Physicist 'spins' mask filters in cotton candy machine
Marie Donlon | November 25, 2020A physicist from the Physics Unit at Okinawa Institute of Science and Technology (OIST) Graduate University in Okinawa, has developed a technique for manufacturing filters for N95-like respirator masks using a cotton candy machine.
OIST physicist Mahesh Bandi heated standard plastic — such as plastic water bottles and plastic shopping bags — and then placed the material in a cotton candy machine (otherwise known as a candy floss machine). Once inside, the plastic is spun into a mesh-like material that resembles cotton candy but that is also electrocharged due to the spinning.

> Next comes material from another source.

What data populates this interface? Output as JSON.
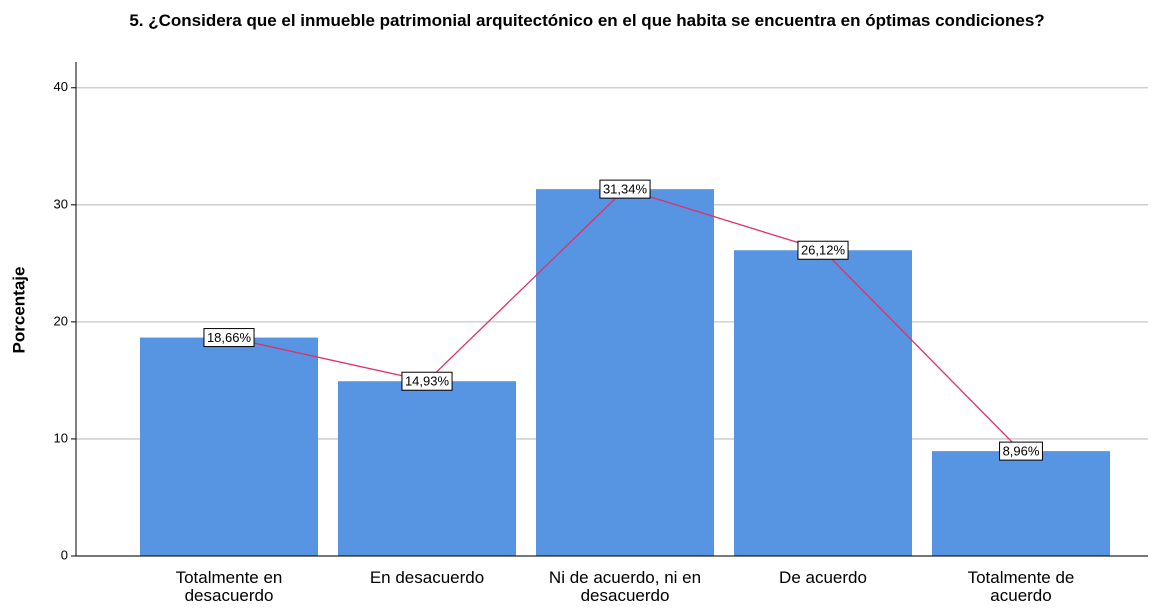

Source: Joseolgon/CC BY-SA 3.0
The material is then cut into squares and positioned close to a standard air ionizer vent to enhance the material’s electrostatic charge.
In the lab, the filters were placed inside 3D printed masks designed in the likeness of N95 respirators. According to Bandi, the filters performed as well as standard N95 masks that feature electrocharged filters capable of capturing viruses — including SARS-CoV-2 viruses like COVID-19 — before reaching the wearer.
Bandi intends to make the plans for developing such filters available to the public in response to COVID-19 global personal protective equipment (PPE) shortages.
The technique is detailed in the journal Proceedings of the Royal Society A.
This report says "standard plastics" which is misleading as there are big differences among plastics, as there are with foods or metals. The public misundertands plastics enough as it is, and such collective use of the term plastics further supports the falsely negative images that now exist. In fact, the author doesn't use water bottles (PET) or shopping bags (PE) as noted here, but rather PP and PS, which both melt around 100 C but don't become spinnable until much hotter, unless solvent-spun (lower temperature but need unpleasant solvents and provision for their recovery). In other words, the candy machine is another device that could be used to make mask material, but not a home DIY project.